I recently encountered an interesting take on what Fischer and Applin refer to as “Mixed, Dual and Blended Reality” — the phenomenon whereby people using various modern technologies may not be psychologically located where they are physically located.
Consider one familiar example: If you are crossing the street and talking obliviously on a cell phone, then your mind is having a pleasant chat with a friend while your neglected body, perhaps crossing against the light, has become a soft fleshy target for oncoming traffic.
I had mainly been thinking about such situations from the perspective of the pedestrian who, being psychologically absent, is in danger of serious injury or worse.
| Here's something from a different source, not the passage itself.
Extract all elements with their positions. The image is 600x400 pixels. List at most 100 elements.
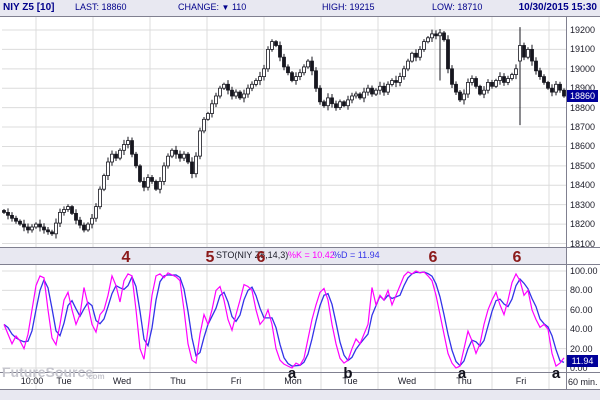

I hadn’t really thought about it as thoroughly from the perspective of the driver.
Then yesterday a colleague — who often has occasion to drive through pedestrian-heavy intersections — told me of her unusual strategy for preventing oblivious pedestrians from wandering through red lights into the path of her moving vehicle. It’s a very simple strategy, really.
As she approaches an intersection where it looks as though people are about to cross against the light, she picks up her cellphone — which is actually switched off — and holds it to her ear, as though carrying on a conversation.
She reports that this works like a charm: Rather than cross against the light, people in the crosswalk, even if they themselves are on the phone, wait until her car has gone by.
This is certainly a form of dishonesty. On the other hand, everybody gets to go home alive.